The second one is to do with marginalia, which is something I’m guilty of doing:
She handles the books delicately, she turns pages, she reads paragraphs, she is gripped by old underlinings and margin scribblings, and wonders again how people can part with their books, particularly those that have hooked so deeply into their thoughts.
Must admit I wonder too … I am one of those people who finds it very hard to part with my books though, as I edge closer to old age, I can feel the ties that bind loosening, albeit ever so slowly – which is just as well as one day I will have to down-size. I may as well start preparing myself, emotionally, for it now.

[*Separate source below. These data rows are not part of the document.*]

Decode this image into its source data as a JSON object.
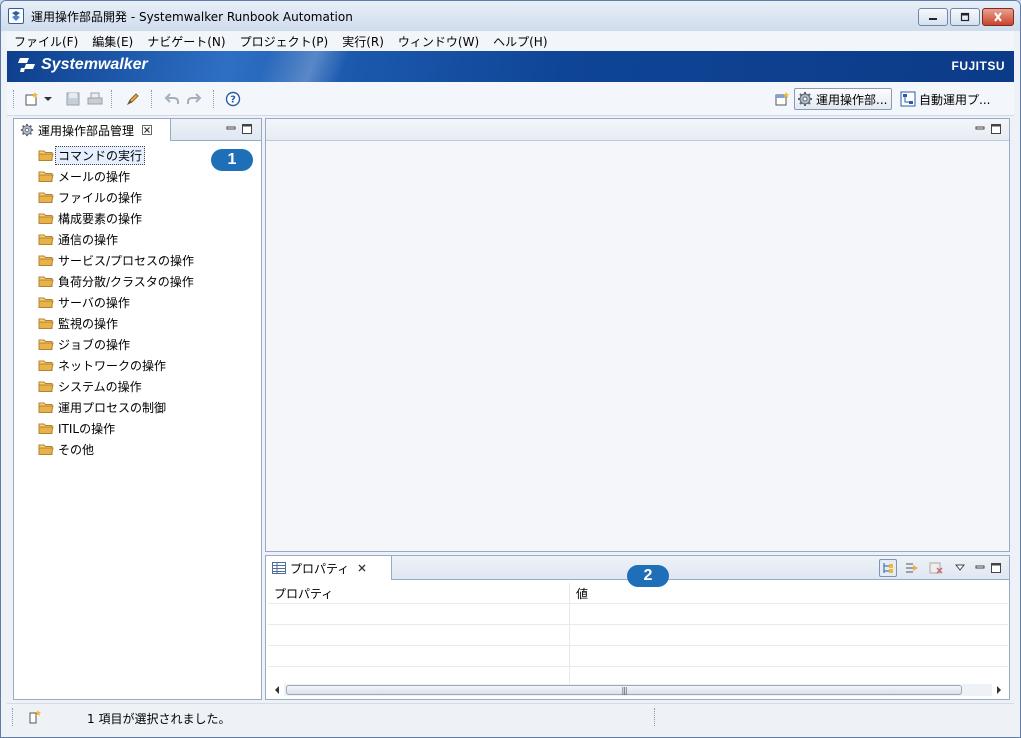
{
  "window": {
    "title": "運用操作部品開発 - Systemwalker Runbook Automation"
  },
  "menu": [
    {
      "label": "ファイル(F)"
    },
    {
      "label": "編集(E)"
    },
    {
      "label": "ナビゲート(N)"
    },
    {
      "label": "プロジェクト(P)"
    },
    {
      "label": "実行(R)"
    },
    {
      "label": "ウィンドウ(W)"
    },
    {
      "label": "ヘルプ(H)"
    }
  ],
  "banner": {
    "product_logo": "Systemwalker",
    "vendor_logo": "FUJITSU"
  },
  "toolbar": {
    "perspectives": [
      {
        "label": "運用操作部...",
        "active": true
      },
      {
        "label": "自動運用プ...",
        "active": false
      }
    ]
  },
  "left_view": {
    "tab_label": "運用操作部品管理",
    "callout": "1",
    "items": [
      {
        "label": "コマンドの実行",
        "selected": true
      },
      {
        "label": "メールの操作"
      },
      {
        "label": "ファイルの操作"
      },
      {
        "label": "構成要素の操作"
      },
      {
        "label": "通信の操作"
      },
      {
        "label": "サービス/プロセスの操作"
      },
      {
        "label": "負荷分散/クラスタの操作"
      },
      {
        "label": "サーバの操作"
      },
      {
        "label": "監視の操作"
      },
      {
        "label": "ジョブの操作"
      },
      {
        "label": "ネットワークの操作"
      },
      {
        "label": "システムの操作"
      },
      {
        "label": "運用プロセスの制御"
      },
      {
        "label": "ITILの操作"
      },
      {
        "label": "その他"
      }
    ]
  },
  "properties_view": {
    "tab_label": "プロパティ",
    "callout": "2",
    "columns": [
      "プロパティ",
      "値"
    ]
  },
  "status": {
    "message": "1 項目が選択されました。"
  },
  "colors": {
    "banner": "#0d3f8d",
    "callout": "#1f6fb8",
    "folder": "#e8b24a"
  }
}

And the final one I’ve chosen has to do with book lovers’ firsts:
Wine lovers remember their first taste of good wine, orchid growers their first glimpse of an orchid, musicians the first time they heard Bach. Book lovers, too, have their firsts: the first book they read by themselves; their first visit to a library; the first book they bought with their own money; and for many, the discovery of second-hand bookshops.
Hmm, booklover friends, do you remember all those firsts? I don’t think I do. I do have book memories, of course, but they are not firsts. One memory is how, as a child , I judged the success of Christmas by how many books I received. Another is how and when I fell in love with Jane Austen. It was Pride and prejudice of course, and I was 14 years old.
All this goes to show that even a book that left me wanting, still had something to make me think.